Society Magazine

BOOK REVIEW: 30 Days of Night, Vol. 2 by Steve Niles

By Berniegourley @berniegourley
Amazon.in page

[Note: this isn't the Vol. 2 that follows immediately from the original book.]

I enjoyed the original three-issue "30 Days of Night" series. That book imagines a vampire attack on Barrow, Alaska during the winter when the sun does not rise for weeks. That concept of eliminating one of the vampires' greatest vulnerabilities while putting the survivors in the demoralizing state of being hunted in the darkness and brutal cold makes for a visceral story.
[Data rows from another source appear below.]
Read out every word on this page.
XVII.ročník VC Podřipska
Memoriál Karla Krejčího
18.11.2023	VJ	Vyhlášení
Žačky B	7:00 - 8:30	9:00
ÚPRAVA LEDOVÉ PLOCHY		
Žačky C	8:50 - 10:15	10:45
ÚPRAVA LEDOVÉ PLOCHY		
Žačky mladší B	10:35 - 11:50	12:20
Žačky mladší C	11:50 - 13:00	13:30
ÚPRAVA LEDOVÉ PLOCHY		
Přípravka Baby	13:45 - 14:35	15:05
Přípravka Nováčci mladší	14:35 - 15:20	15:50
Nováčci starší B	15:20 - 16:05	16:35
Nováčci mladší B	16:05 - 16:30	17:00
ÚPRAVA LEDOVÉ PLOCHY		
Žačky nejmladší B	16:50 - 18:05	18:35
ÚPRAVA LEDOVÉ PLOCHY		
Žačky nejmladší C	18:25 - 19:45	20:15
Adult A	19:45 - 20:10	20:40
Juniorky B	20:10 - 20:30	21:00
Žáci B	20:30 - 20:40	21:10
While I thought this volume was written and drawn well (and quite similarly to the original - same writer, different artist) I have two gripes. First of all, I guess owing to the immense success of the franchise which resulted in many series and sub-series, it's quite confusing to pick up the order of storytelling at this point. After reading the original book, I read Volumes 2 and 3 (sometimes labeled "Ongoing",) thinking they would follow up on the Vol. 1 [the original] that I'd read. However, while I could follow the story, there was clearly a substantial gap in time and events. It seems like the Vol. 2 and Vol. 3 that I read (labeled "Ongoing") were fitted together, but at least one series must fit between this Vol. 2 and the Vol. 1 that I read. Even scanning through a Wiki-page on the overall series didn't really lend me clarity - though I had no desire or inclination to read through 30 summaries to figure out where this Vol. 2 and 3 belongs. [Especially as I don't intend to read further as the series seems to have devolved from that gripping and unique Barrow, Alaska plot to being just another modern-day vampire story.]

So, the story of the Vol. 2 that I read is essentially Sheriff Eben Olemaun first feeding his way through a rebuilt [security super-maxed] Barrow before going to Los Angeles to do both more recruiting and turning, and then attacking the LA FBI offices in order to retrieve the remains of his wife, Stella. [My first clue of discontinuity was that at the end of the first [first] volume, Eben is dead and Stella was alive, and in this book those tables were inexplicably turned.] The other "half" of the story revolves around an FBI agent, Alice Blood, who is apparently the FBI's star Vampire-slayer. We find out that she is the one who killed Stella, though she seems a bit broken up about it. Being the virtuous hero, Alice is also fed up with the bureaucratic moral ambiguity of her employer.

Getting around to my second gripe, it's that this isn't really a satisfying story arc as a standalone entity, it's just carrying a story through. To clarify, I'm not saying it doesn't stand alone because I'd missed who knows how much of the preceding story and didn't understand. In that sense, I thought they actually did a great job of making clear what was going on without getting bound up in a lot of "as-you-know-Bob" exposition. What I'm saying is that this book gives one a chain of action without providing much understanding of motivation. I will grant that my not understanding the motivation in the first chapter is probably the result of not reading the immediately prior issue. However, I didn't see much convincing motivation for anything in this volume. I saw that Eben wanted his wife's head and torso back, but as he seems to have zero of the devoted husband and law enforcement professional left at this point and is just monstrous killing machine, it's hard to know why he would care.

Long story short, I thought this book was alright, but not particularly satisfying and that the ordering is quite confusing. I picked up all three volumes I've read on Amazon Prime, so no great loss there. However, I mention that so no one else expects the Volume 1, 2, and 3 presented on Prime to present a contiguous story. Continuity issues aside, I don't think the story still distinguishes itself from the massive number of modern-day vampire tales available today.